James Walton

Did everyone in punk sell out?

Plus: Deadwater Fell resembles Broadchurch, but luckily the first series rather than the second

For many people of a certain age (full disclosure: mine), punk has been a weirdly persistent presence. These days, we may not often be tempted to sit down with a glass of wine and an album by the Cortinas, Chelsea or Eater. We may even have belatedly realised that the most revolutionary record of 1977 — the year punk officially conquered Britain (and, incidentally, the country’s five bestselling singles were by Wings, David Soul, Julie Covington, Leo Sayer and David Soul again) — was Donna Summer’s ‘I Feel Love’. Nonetheless, the sight of Joe Strummer barking out a load of heartfelt if incomprehensible lyrics while the Clash thrash away in the foreground still somehow feels like a thrilling homecoming.

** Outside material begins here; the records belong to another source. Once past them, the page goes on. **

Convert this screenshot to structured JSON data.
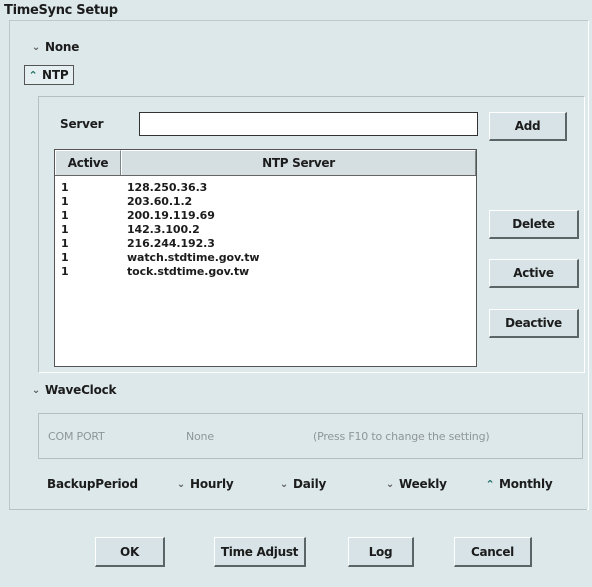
{
  "window": {
    "title": "TimeSync Setup"
  },
  "mode": {
    "none_label": "None",
    "ntp_label": "NTP",
    "waveclock_label": "WaveClock",
    "selected": "NTP"
  },
  "ntp": {
    "server_label": "Server",
    "server_value": "",
    "add_label": "Add",
    "delete_label": "Delete",
    "active_label": "Active",
    "deactive_label": "Deactive",
    "columns": [
      "Active",
      "NTP Server"
    ],
    "servers": [
      {
        "active": "1",
        "host": "128.250.36.3"
      },
      {
        "active": "1",
        "host": "203.60.1.2"
      },
      {
        "active": "1",
        "host": "200.19.119.69"
      },
      {
        "active": "1",
        "host": "142.3.100.2"
      },
      {
        "active": "1",
        "host": "216.244.192.3"
      },
      {
        "active": "1",
        "host": "watch.stdtime.gov.tw"
      },
      {
        "active": "1",
        "host": "tock.stdtime.gov.tw"
      }
    ]
  },
  "waveclock": {
    "com_port_label": "COM PORT",
    "com_port_value": "None",
    "hint": "(Press F10 to change the setting)"
  },
  "backup": {
    "label": "BackupPeriod",
    "options": [
      "Hourly",
      "Daily",
      "Weekly",
      "Monthly"
    ],
    "selected": "Monthly"
  },
  "footer": {
    "ok_label": "OK",
    "time_adjust_label": "Time Adjust",
    "log_label": "Log",
    "cancel_label": "Cancel"
  },
  "colors": {
    "background": "#dde8ea",
    "selected_indicator": "#1a6e62"
  }
}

But what to make of the whole business 42 years on? After all, punk was famously for ‘the kids’. There are also few sights more melancholy than a bloke in his late fifties trying to tease out one last mohican from his reluctant locks. And anyway, can we legitimately feel nostalgia for a movement that so explicitly rejected nostalgia?

These were the questions tackled — or sometimes sidestepped — in BBC Four’s Chris Packham: Forever Punk (Friday). Even by male-fiftysomething standards, Packham’s claims for the importance of the movement to his youthful self tended to the extravagant. ‘I can’t say my life was saved by punk rock,’ he told us in an uncharacteristic moment of nuance, ‘but there’s a good chance that that was the case.’ As a more than usually angst-ridden teenager, he found in its music and fashion just the right blend of anger and friendliness, isolation and belonging. Approaching 60, he still has a large collection of the clothes with which he sought to outrage his hometown of Southampton — including, in a possible slight undermining of his rebel stance, a special punk jumper knitted for him by his mum.

Naturally, at the time, he was sure that such anti-establishment attitudes were with him for life.